As altas autoridades da Rússia Comunista sabiam desde longa data que a retirada de expressivas quantidades de água dos dois rios tributários do Mar de Aral, o Amu Daria e o Syr Daria, levaria o grande lago a um verdadeiro colapso. Aliás, para sermos mais exatos, essa possibilidade começou a ser levantada ainda no século XIX após o Império Russo anexar a então chamada Região Transcaspiana – cientistas da corte imperial czarista já levantavam a hipótese de aproveitar as águas dos grandes rios em projetos de irrigação das estepes da região ao invés de vê-las escorrerem para o Mar de Aral e serem evaporadas pelo calor do sol. Um relatório geográfico da região finalizado em 1882 havia constatado que, a exemplo do que acorre com o Mar Morto no atual Estado de Israel, as águas que escorrem para o Mar de Aral se perdiam por evaporação a uma taxa de 10% ao ano. Um trecho do relatório dizia:
“A presença do Mar de Aral é uma prova do nosso subdesenvolvimento, da nossa falta de capacidade de explorar grandes quantidades de água. ”
Com o advento da Revolução Russa em 1917 e a chegada da “classe trabalhadora” ao poder, ficou muito claro que nada nem ninguém poderia se opor ao avanço social e econômico dos povos da União das Repúblicas Socialistas Soviéticas (URSS). Grandes fábricas, ferrovias, represas e hidroelétricas, minas, rodovias e demais obras de infraestrutura teriam de ser feitas pelos povos soviéticos e em prol dos povos soviéticos a qualquer custo – e estes custos foram muito altos em vidas e em danos ambientais. O Livro Negro do Comunismo: Crimes, Terror, Repressão, publicado por professores universitários europeus em 1997, por ocasião dos 80 anos da Revolução Russa, fala em 20 milhões de mortos por oposição ao regime comunista nas Repúblicas Socialistas. Foram mortes por execuções, fomes intencionalmente provocadas, mortes resultantes de deportações, prisões e trabalhos forçados – ninguém em sã consciência podia se opor a decisões tomadas pela alta cúpula do Partido Comunista sem arcar com as consequências; no caso do Mar de Aral: se foi decidido que “ele” teria de dar sua “vida” em prol do povo soviético, que se cumpra. A gigantesca e ineficiente burocracia estatal dos diversos níveis de governo da União Soviética se encarregaria de pôr em prática essa decisão.
Ao longo da década de 1960, quando foram concluídos gigantescos projetos de irrigação em toda a região da Ásia Central, a produção de algodão saltou de 2,2 para 9,1 milhões de toneladas ao ano.
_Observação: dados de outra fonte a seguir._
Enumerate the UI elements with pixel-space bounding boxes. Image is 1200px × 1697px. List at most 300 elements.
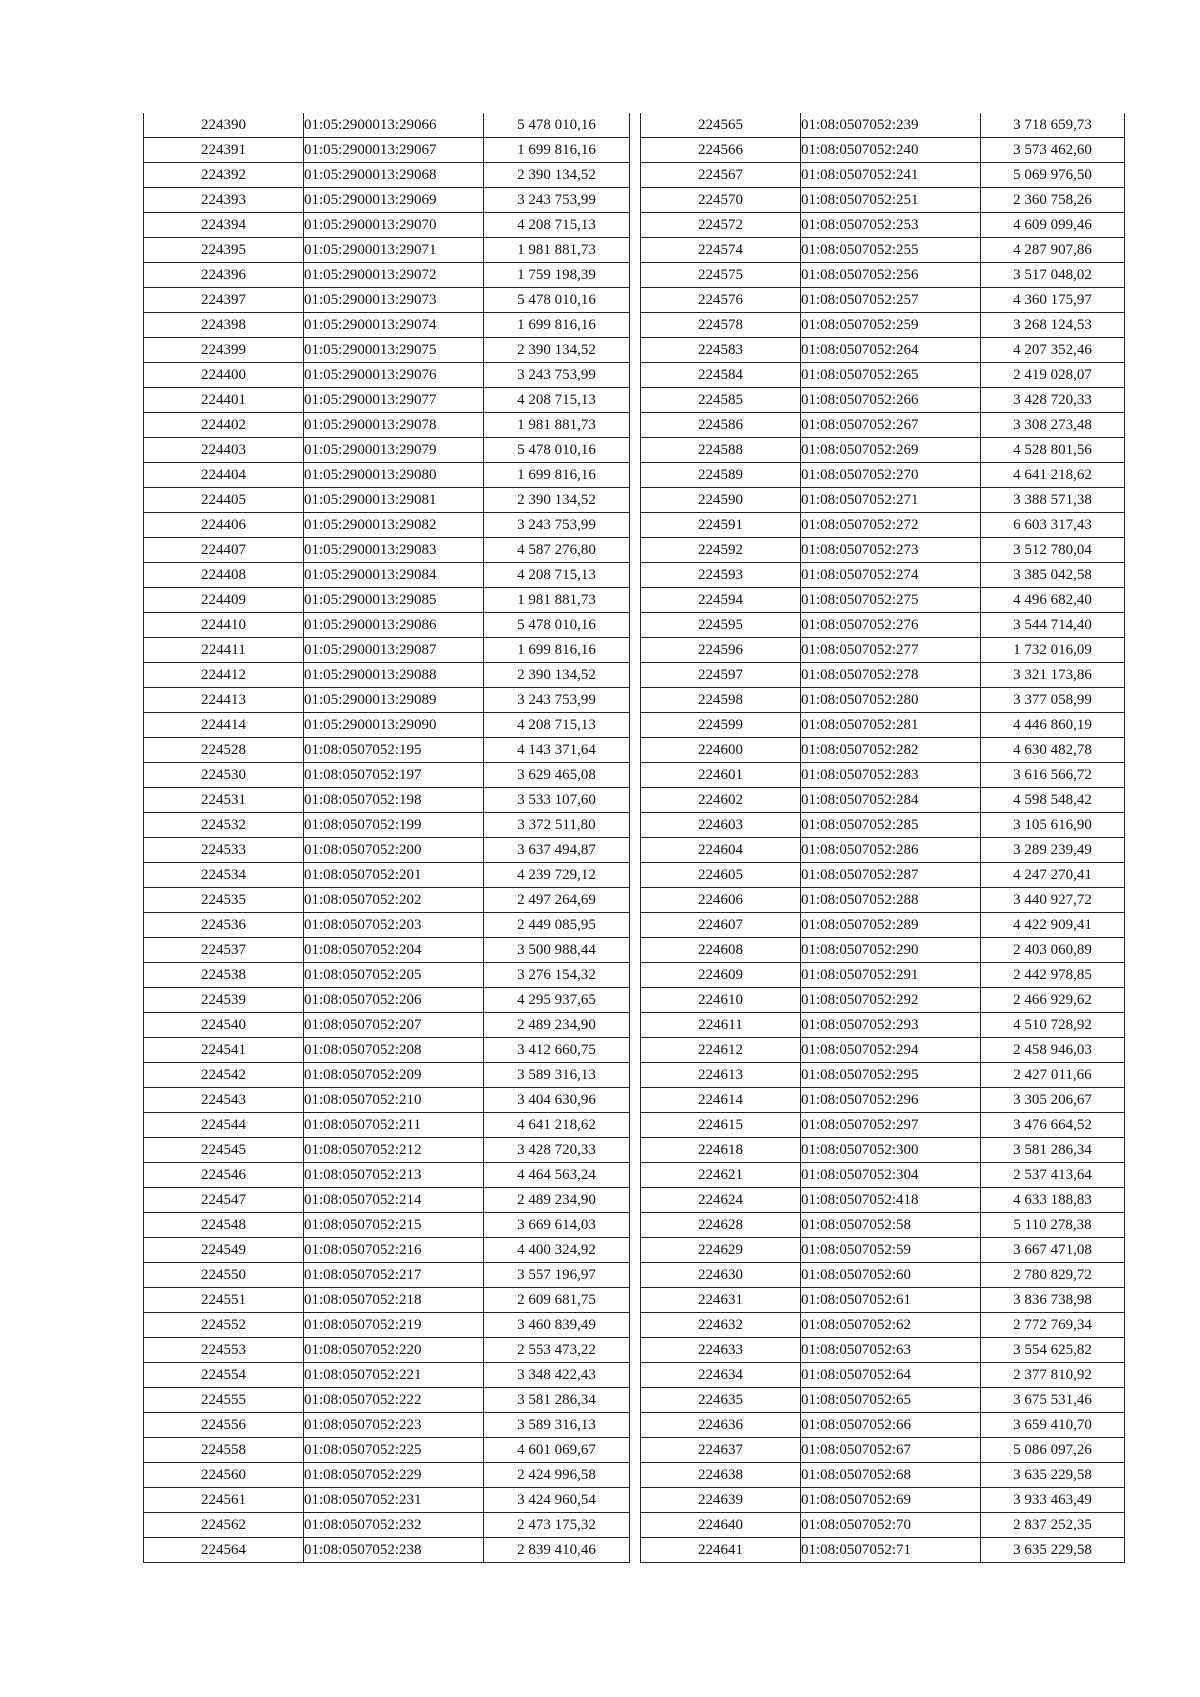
- cadastral-number-cell: 01:05:2900013:29082: [304, 513, 484, 538]
- value-cell: 4 641 218,62: [484, 1113, 630, 1138]
- value-cell: 3 428 720,33: [981, 388, 1125, 413]
- table-row: [144, 1488, 630, 1513]
- table-row: [144, 863, 630, 888]
- row-number-cell: 224605: [641, 863, 801, 888]
- value-cell: 4 609 099,46: [981, 213, 1125, 238]
- value-cell: 3 544 714,40: [981, 613, 1125, 638]
- cadastral-number-cell: 01:08:0507052:255: [801, 238, 981, 263]
- table-row: [641, 1138, 1125, 1163]
- table-row: [641, 1313, 1125, 1338]
- table-row: [641, 1338, 1125, 1363]
- value-cell: 1 981 881,73: [484, 413, 630, 438]
- row-number-cell: 224544: [144, 1113, 304, 1138]
- value-cell: 3 635 229,58: [981, 1463, 1125, 1488]
- row-number-cell: 224633: [641, 1338, 801, 1363]
- cadastral-number-cell: 01:08:0507052:215: [304, 1213, 484, 1238]
- cadastral-number-cell: 01:08:0507052:200: [304, 838, 484, 863]
- table-row: [641, 1013, 1125, 1038]
- cadastral-number-cell: 01:08:0507052:273: [801, 538, 981, 563]
- table-row: [144, 913, 630, 938]
- table-row: [641, 513, 1125, 538]
- value-cell: 3 243 753,99: [484, 513, 630, 538]
- cadastral-number-cell: 01:08:0507052:229: [304, 1463, 484, 1488]
- row-number-cell: 224608: [641, 938, 801, 963]
- row-number-cell: 224410: [144, 613, 304, 638]
- cadastral-number-cell: 01:05:2900013:29083: [304, 538, 484, 563]
- value-cell: 2 390 134,52: [484, 488, 630, 513]
- cadastral-number-cell: 01:08:0507052:67: [801, 1438, 981, 1463]
- value-cell: 3 428 720,33: [484, 1138, 630, 1163]
- row-number-cell: 224641: [641, 1538, 801, 1563]
- table-row: [144, 1438, 630, 1463]
- table-row: [144, 1163, 630, 1188]
- row-number-cell: 224395: [144, 238, 304, 263]
- table-row: [641, 1438, 1125, 1463]
- table-row: [144, 1413, 630, 1438]
- cadastral-number-cell: 01:08:0507052:217: [304, 1263, 484, 1288]
- table-row: [144, 663, 630, 688]
- value-cell: 4 446 860,19: [981, 713, 1125, 738]
- row-number-cell: 224545: [144, 1138, 304, 1163]
- row-number-cell: 224634: [641, 1363, 801, 1388]
- row-number-cell: 224541: [144, 1038, 304, 1063]
- row-number-cell: 224590: [641, 488, 801, 513]
- value-cell: 3 460 839,49: [484, 1313, 630, 1338]
- table-row: [641, 188, 1125, 213]
- table-row: [144, 263, 630, 288]
- row-number-cell: 224535: [144, 888, 304, 913]
- cadastral-number-cell: 01:05:2900013:29089: [304, 688, 484, 713]
- value-cell: 3 533 107,60: [484, 788, 630, 813]
- cadastral-number-cell: 01:08:0507052:66: [801, 1413, 981, 1438]
- table-row: [144, 588, 630, 613]
- table-row: [641, 1163, 1125, 1188]
- value-cell: 3 276 154,32: [484, 963, 630, 988]
- value-cell: 3 500 988,44: [484, 938, 630, 963]
- cadastral-number-cell: 01:08:0507052:240: [801, 138, 981, 163]
- cadastral-number-cell: 01:05:2900013:29080: [304, 463, 484, 488]
- value-cell: 4 528 801,56: [981, 438, 1125, 463]
- value-cell: 4 641 218,62: [981, 463, 1125, 488]
- cadastral-number-cell: 01:05:2900013:29090: [304, 713, 484, 738]
- table-row: [144, 338, 630, 363]
- cadastral-number-cell: 01:08:0507052:418: [801, 1188, 981, 1213]
- value-cell: 3 243 753,99: [484, 688, 630, 713]
- table-row: [641, 463, 1125, 488]
- value-cell: 1 981 881,73: [484, 588, 630, 613]
- table-row: [641, 663, 1125, 688]
- cadastral-number-cell: 01:08:0507052:278: [801, 663, 981, 688]
- value-cell: 4 400 324,92: [484, 1238, 630, 1263]
- row-number-cell: 224584: [641, 363, 801, 388]
- table-row: [144, 163, 630, 188]
- table-row: [144, 1213, 630, 1238]
- value-cell: 3 629 465,08: [484, 763, 630, 788]
- row-number-cell: 224390: [144, 113, 304, 138]
- cadastral-number-cell: 01:08:0507052:222: [304, 1388, 484, 1413]
- cadastral-number-cell: 01:05:2900013:29073: [304, 288, 484, 313]
- value-cell: 4 247 270,41: [981, 863, 1125, 888]
- table-row: [144, 888, 630, 913]
- cadastral-number-cell: 01:08:0507052:59: [801, 1238, 981, 1263]
- row-number-cell: 224558: [144, 1438, 304, 1463]
- cadastral-number-cell: 01:05:2900013:29077: [304, 388, 484, 413]
- cadastral-number-cell: 01:08:0507052:266: [801, 388, 981, 413]
- table-row: [641, 138, 1125, 163]
- table-row: [641, 313, 1125, 338]
- row-number-cell: 224409: [144, 588, 304, 613]
- table-row: [641, 788, 1125, 813]
- cadastral-number-cell: 01:08:0507052:251: [801, 188, 981, 213]
- cadastral-number-cell: 01:08:0507052:207: [304, 1013, 484, 1038]
- row-number-cell: 224588: [641, 438, 801, 463]
- row-number-cell: 224548: [144, 1213, 304, 1238]
- row-number-cell: 224411: [144, 638, 304, 663]
- row-number-cell: 224406: [144, 513, 304, 538]
- row-number-cell: 224542: [144, 1063, 304, 1088]
- cadastral-number-cell: 01:08:0507052:241: [801, 163, 981, 188]
- cadastral-number-cell: 01:05:2900013:29079: [304, 438, 484, 463]
- table-row: [144, 438, 630, 463]
- value-cell: 4 633 188,83: [981, 1188, 1125, 1213]
- row-number-cell: 224567: [641, 163, 801, 188]
- value-cell: 3 517 048,02: [981, 263, 1125, 288]
- row-number-cell: 224630: [641, 1263, 801, 1288]
- value-cell: 3 424 960,54: [484, 1488, 630, 1513]
- value-cell: 2 390 134,52: [484, 663, 630, 688]
- cadastral-number-cell: 01:08:0507052:275: [801, 588, 981, 613]
- cadastral-number-cell: 01:08:0507052:296: [801, 1088, 981, 1113]
- value-cell: 3 412 660,75: [484, 1038, 630, 1063]
- cadastral-number-cell: 01:08:0507052:214: [304, 1188, 484, 1213]
- row-number-cell: 224553: [144, 1338, 304, 1363]
- cadastral-number-cell: 01:08:0507052:71: [801, 1538, 981, 1563]
- table-row: [641, 363, 1125, 388]
- table-row: [641, 238, 1125, 263]
- row-number-cell: 224540: [144, 1013, 304, 1038]
- row-number-cell: 224405: [144, 488, 304, 513]
- row-number-cell: 224585: [641, 388, 801, 413]
- cadastral-number-cell: 01:08:0507052:294: [801, 1038, 981, 1063]
- value-cell: 3 554 625,82: [981, 1338, 1125, 1363]
- row-number-cell: 224536: [144, 913, 304, 938]
- row-number-cell: 224612: [641, 1038, 801, 1063]
- table-row: [641, 1213, 1125, 1238]
- cadastral-number-cell: 01:08:0507052:201: [304, 863, 484, 888]
- value-cell: 3 348 422,43: [484, 1363, 630, 1388]
- cadastral-number-cell: 01:08:0507052:290: [801, 938, 981, 963]
- row-number-cell: 224566: [641, 138, 801, 163]
- cadastral-number-cell: 01:08:0507052:202: [304, 888, 484, 913]
- cadastral-number-cell: 01:08:0507052:206: [304, 988, 484, 1013]
- row-number-cell: 224635: [641, 1388, 801, 1413]
- value-cell: 1 699 816,16: [484, 463, 630, 488]
- value-cell: 2 489 234,90: [484, 1013, 630, 1038]
- value-cell: 4 143 371,64: [484, 738, 630, 763]
- table-row: [144, 1513, 630, 1538]
- value-cell: 2 442 978,85: [981, 963, 1125, 988]
- cadastral-number-cell: 01:08:0507052:257: [801, 288, 981, 313]
- row-number-cell: 224640: [641, 1513, 801, 1538]
- table-row: [641, 1263, 1125, 1288]
- cadastral-number-cell: 01:08:0507052:209: [304, 1063, 484, 1088]
- value-cell: 4 239 729,12: [484, 863, 630, 888]
- table-row: [144, 1188, 630, 1213]
- row-number-cell: 224578: [641, 313, 801, 338]
- table-row: [641, 1113, 1125, 1138]
- table-row: [641, 213, 1125, 238]
- value-cell: 2 449 085,95: [484, 913, 630, 938]
- row-number-cell: 224414: [144, 713, 304, 738]
- table-row: [641, 713, 1125, 738]
- table-row: [144, 1538, 630, 1563]
- row-number-cell: 224624: [641, 1188, 801, 1213]
- cadastral-number-cell: 01:08:0507052:292: [801, 988, 981, 1013]
- table-row: [144, 713, 630, 738]
- cadastral-number-cell: 01:05:2900013:29075: [304, 338, 484, 363]
- table-row: [641, 113, 1125, 138]
- row-number-cell: 224560: [144, 1463, 304, 1488]
- value-cell: 4 208 715,13: [484, 563, 630, 588]
- cadastral-number-cell: 01:08:0507052:70: [801, 1513, 981, 1538]
- table-row: [641, 1413, 1125, 1438]
- cadastral-number-cell: 01:05:2900013:29076: [304, 363, 484, 388]
- table-row: [641, 263, 1125, 288]
- value-cell: 1 699 816,16: [484, 638, 630, 663]
- row-number-cell: 224596: [641, 638, 801, 663]
- row-number-cell: 224401: [144, 388, 304, 413]
- row-number-cell: 224391: [144, 138, 304, 163]
- table-row: [144, 513, 630, 538]
- cadastral-number-cell: 01:08:0507052:218: [304, 1288, 484, 1313]
- value-cell: 2 473 175,32: [484, 1513, 630, 1538]
- table-row: [641, 763, 1125, 788]
- value-cell: 3 589 316,13: [484, 1063, 630, 1088]
- value-cell: 4 464 563,24: [484, 1163, 630, 1188]
- cadastral-number-cell: 01:05:2900013:29081: [304, 488, 484, 513]
- row-number-cell: 224393: [144, 188, 304, 213]
- cadastral-number-cell: 01:08:0507052:280: [801, 688, 981, 713]
- row-number-cell: 224576: [641, 288, 801, 313]
- value-cell: 2 553 473,22: [484, 1338, 630, 1363]
- value-cell: 3 512 780,04: [981, 538, 1125, 563]
- cadastral-number-cell: 01:08:0507052:253: [801, 213, 981, 238]
- value-cell: 4 295 937,65: [484, 988, 630, 1013]
- cadastral-number-cell: 01:08:0507052:300: [801, 1138, 981, 1163]
- cadastral-number-cell: 01:08:0507052:62: [801, 1313, 981, 1338]
- cadastral-number-cell: 01:08:0507052:288: [801, 888, 981, 913]
- cadastral-number-cell: 01:05:2900013:29071: [304, 238, 484, 263]
- cadastral-number-cell: 01:08:0507052:239: [801, 113, 981, 138]
- table-row: [144, 988, 630, 1013]
- value-cell: 3 659 410,70: [981, 1413, 1125, 1438]
- cadastral-number-cell: 01:08:0507052:285: [801, 813, 981, 838]
- cadastral-number-cell: 01:05:2900013:29068: [304, 163, 484, 188]
- row-number-cell: 224552: [144, 1313, 304, 1338]
- value-cell: 5 478 010,16: [484, 438, 630, 463]
- cadastral-number-cell: 01:08:0507052:287: [801, 863, 981, 888]
- table-row: [641, 1288, 1125, 1313]
- row-number-cell: 224530: [144, 763, 304, 788]
- value-cell: 1 699 816,16: [484, 138, 630, 163]
- value-cell: 3 933 463,49: [981, 1488, 1125, 1513]
- row-number-cell: 224400: [144, 363, 304, 388]
- row-number-cell: 224543: [144, 1088, 304, 1113]
- cadastral-number-cell: 01:08:0507052:58: [801, 1213, 981, 1238]
- cadastral-number-cell: 01:08:0507052:225: [304, 1438, 484, 1463]
- row-number-cell: 224570: [641, 188, 801, 213]
- table-row: [641, 1238, 1125, 1263]
- table-row: [641, 438, 1125, 463]
- cadastral-number-cell: 01:05:2900013:29070: [304, 213, 484, 238]
- value-cell: 4 510 728,92: [981, 1013, 1125, 1038]
- row-number-cell: 224549: [144, 1238, 304, 1263]
- row-number-cell: 224550: [144, 1263, 304, 1288]
- value-cell: 3 243 753,99: [484, 363, 630, 388]
- value-cell: 3 589 316,13: [484, 1413, 630, 1438]
- table-row: [641, 163, 1125, 188]
- row-number-cell: 224629: [641, 1238, 801, 1263]
- cadastral-number-cell: 01:08:0507052:208: [304, 1038, 484, 1063]
- value-cell: 3 385 042,58: [981, 563, 1125, 588]
- table-row: [144, 288, 630, 313]
- table-row: [641, 1038, 1125, 1063]
- cadastral-number-cell: 01:05:2900013:29078: [304, 413, 484, 438]
- table-row: [144, 238, 630, 263]
- cadastral-number-cell: 01:08:0507052:210: [304, 1088, 484, 1113]
- table-row: [144, 1013, 630, 1038]
- value-cell: 5 110 278,38: [981, 1213, 1125, 1238]
- cadastral-number-cell: 01:08:0507052:60: [801, 1263, 981, 1288]
- value-cell: 4 601 069,67: [484, 1438, 630, 1463]
- row-number-cell: 224604: [641, 838, 801, 863]
- value-cell: 4 207 352,46: [981, 338, 1125, 363]
- value-cell: 2 466 929,62: [981, 988, 1125, 1013]
- cadastral-number-cell: 01:08:0507052:286: [801, 838, 981, 863]
- value-cell: 3 476 664,52: [981, 1113, 1125, 1138]
- table-row: [641, 1513, 1125, 1538]
- table-row: [144, 1113, 630, 1138]
- table-row: [144, 1363, 630, 1388]
- row-number-cell: 224606: [641, 888, 801, 913]
- cadastral-number-cell: 01:08:0507052:238: [304, 1538, 484, 1563]
- table-row: [144, 1063, 630, 1088]
- table-row: [144, 313, 630, 338]
- cadastral-number-cell: 01:08:0507052:198: [304, 788, 484, 813]
- table-row: [641, 1388, 1125, 1413]
- row-number-cell: 224614: [641, 1088, 801, 1113]
- table-row: [144, 363, 630, 388]
- row-number-cell: 224562: [144, 1513, 304, 1538]
- cadastral-number-cell: 01:08:0507052:197: [304, 763, 484, 788]
- cadastral-number-cell: 01:08:0507052:282: [801, 738, 981, 763]
- cadastral-number-cell: 01:08:0507052:69: [801, 1488, 981, 1513]
- row-number-cell: 224572: [641, 213, 801, 238]
- row-number-cell: 224408: [144, 563, 304, 588]
- table-row: [144, 488, 630, 513]
- table-row: [144, 613, 630, 638]
- row-number-cell: 224599: [641, 713, 801, 738]
- value-cell: 3 377 058,99: [981, 688, 1125, 713]
- row-number-cell: 224398: [144, 313, 304, 338]
- row-number-cell: 224532: [144, 813, 304, 838]
- row-number-cell: 224592: [641, 538, 801, 563]
- table-row: [144, 838, 630, 863]
- cadastral-number-cell: 01:05:2900013:29086: [304, 613, 484, 638]
- row-number-cell: 224402: [144, 413, 304, 438]
- table-row: [144, 1288, 630, 1313]
- cadastral-number-cell: 01:08:0507052:272: [801, 513, 981, 538]
- value-cell: 3 836 738,98: [981, 1288, 1125, 1313]
- row-number-cell: 224636: [641, 1413, 801, 1438]
- table-row: [144, 188, 630, 213]
- table-row: [641, 688, 1125, 713]
- cadastral-number-cell: 01:08:0507052:291: [801, 963, 981, 988]
- value-cell: 2 377 810,92: [981, 1363, 1125, 1388]
- value-cell: 2 609 681,75: [484, 1288, 630, 1313]
- row-number-cell: 224555: [144, 1388, 304, 1413]
- table-row: [144, 1088, 630, 1113]
- table-row: [641, 538, 1125, 563]
- value-cell: 1 759 198,39: [484, 263, 630, 288]
- row-number-cell: 224561: [144, 1488, 304, 1513]
- row-number-cell: 224392: [144, 163, 304, 188]
- row-number-cell: 224631: [641, 1288, 801, 1313]
- row-number-cell: 224547: [144, 1188, 304, 1213]
- cadastral-number-cell: 01:08:0507052:220: [304, 1338, 484, 1363]
- cadastral-number-cell: 01:08:0507052:64: [801, 1363, 981, 1388]
- table-row: [641, 288, 1125, 313]
- row-number-cell: 224595: [641, 613, 801, 638]
- row-number-cell: 224413: [144, 688, 304, 713]
- row-number-cell: 224583: [641, 338, 801, 363]
- value-cell: 3 243 753,99: [484, 188, 630, 213]
- table-row: [144, 938, 630, 963]
- table-row: [144, 388, 630, 413]
- table-row: [144, 1138, 630, 1163]
- value-cell: 5 478 010,16: [484, 113, 630, 138]
- value-cell: 2 489 234,90: [484, 1188, 630, 1213]
- value-cell: 1 732 016,09: [981, 638, 1125, 663]
- table-row: [144, 638, 630, 663]
- value-cell: 2 403 060,89: [981, 938, 1125, 963]
- cadastral-number-cell: 01:08:0507052:219: [304, 1313, 484, 1338]
- table-row: [641, 813, 1125, 838]
- value-cell: 1 699 816,16: [484, 313, 630, 338]
- cadastral-number-cell: 01:05:2900013:29069: [304, 188, 484, 213]
- value-cell: 3 581 286,34: [981, 1138, 1125, 1163]
- cadastral-number-cell: 01:05:2900013:29087: [304, 638, 484, 663]
- table-row: [641, 1188, 1125, 1213]
- table-row: [641, 913, 1125, 938]
- row-number-cell: 224638: [641, 1463, 801, 1488]
- cadastral-number-cell: 01:08:0507052:68: [801, 1463, 981, 1488]
- value-cell: 3 667 471,08: [981, 1238, 1125, 1263]
- value-cell: 4 208 715,13: [484, 213, 630, 238]
- value-cell: 3 289 239,49: [981, 838, 1125, 863]
- table-row: [144, 1463, 630, 1488]
- value-cell: 2 419 028,07: [981, 363, 1125, 388]
- cadastral-number-cell: 01:05:2900013:29088: [304, 663, 484, 688]
- data-table-left: [143, 113, 630, 1563]
- value-cell: 4 598 548,42: [981, 788, 1125, 813]
- cadastral-number-cell: 01:08:0507052:264: [801, 338, 981, 363]
- data-table-right: [640, 113, 1125, 1563]
- value-cell: 2 427 011,66: [981, 1063, 1125, 1088]
- cadastral-number-cell: 01:08:0507052:304: [801, 1163, 981, 1188]
- cadastral-number-cell: 01:08:0507052:281: [801, 713, 981, 738]
- value-cell: 4 630 482,78: [981, 738, 1125, 763]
A indústria de processamento de pescados do Mar de Aral, que empregava 50 mil pessoas em dezenas de fábricas, também respondia pela cota de produção estipulada pela máquina burocrática estatal e produzia 40 mil toneladas de pescados por ano. No final da década de 1960, quando o Mar de Aral começou a secar e a indústria pesqueira começou a sentir a redução no volume de pescados produzidos, a máquina burocrática soviética deu o seu “jeitinho”: passou a importar peixe congelado de regiões do Mar Báltico e do Oceano Pacífico para que se complementasse as cotas de produção das fábricas da região do Aral – em meados da década de 1970 essa solução se mostraria inviável e poucos anos depois a atividade pesqueira no Mar de Aral foi encerrada em definitivo.
No final da década de 1980, quando o regime socialista avançou com a Política da Glasnost (abertura) e a imprensa mundial passou a ter acesso a informações e notícias das Repúblicas Socialistas com menor censura, a situação do Mar de Aral ganhou forte repercussão mundial, mobilizando governos, organizações ambientais, acadêmicos e leigos de todo o mundo. A catástrofe foi batizada pela imprensa mundial como a “Chernobil Calada”, numa referência ao acidente ocorrido na usina nuclear da Ucrânia em 1986, mantido em segredo pelas autoridades da União Soviética enquanto foi possível. Àquela altura, o Mar de Aral tinha apenas um terço do seu tamanho original e muito pouco poderia ser feito para reverter o seu “quadro terminal”.
“- Eu pertenço aquele grupo de cientistas que acredita que secar o Mar de Aral representa uma vantagem muito maior que preservá-lo. Com o cultivo do algodão irá se cobrir as perdas da pesca e da indústria presente hoje no Mar de Aral. ”
A fala, retirada de um discurso feito no final da década de 1950, é de autoria do então Presidente da Academia de Ciências do Turcomenistão. Uma vez consumada morte do Aral, restaria mandar a conta do sepultamento para estas pessoas – já o corpo do Mar, há muito cheira mal!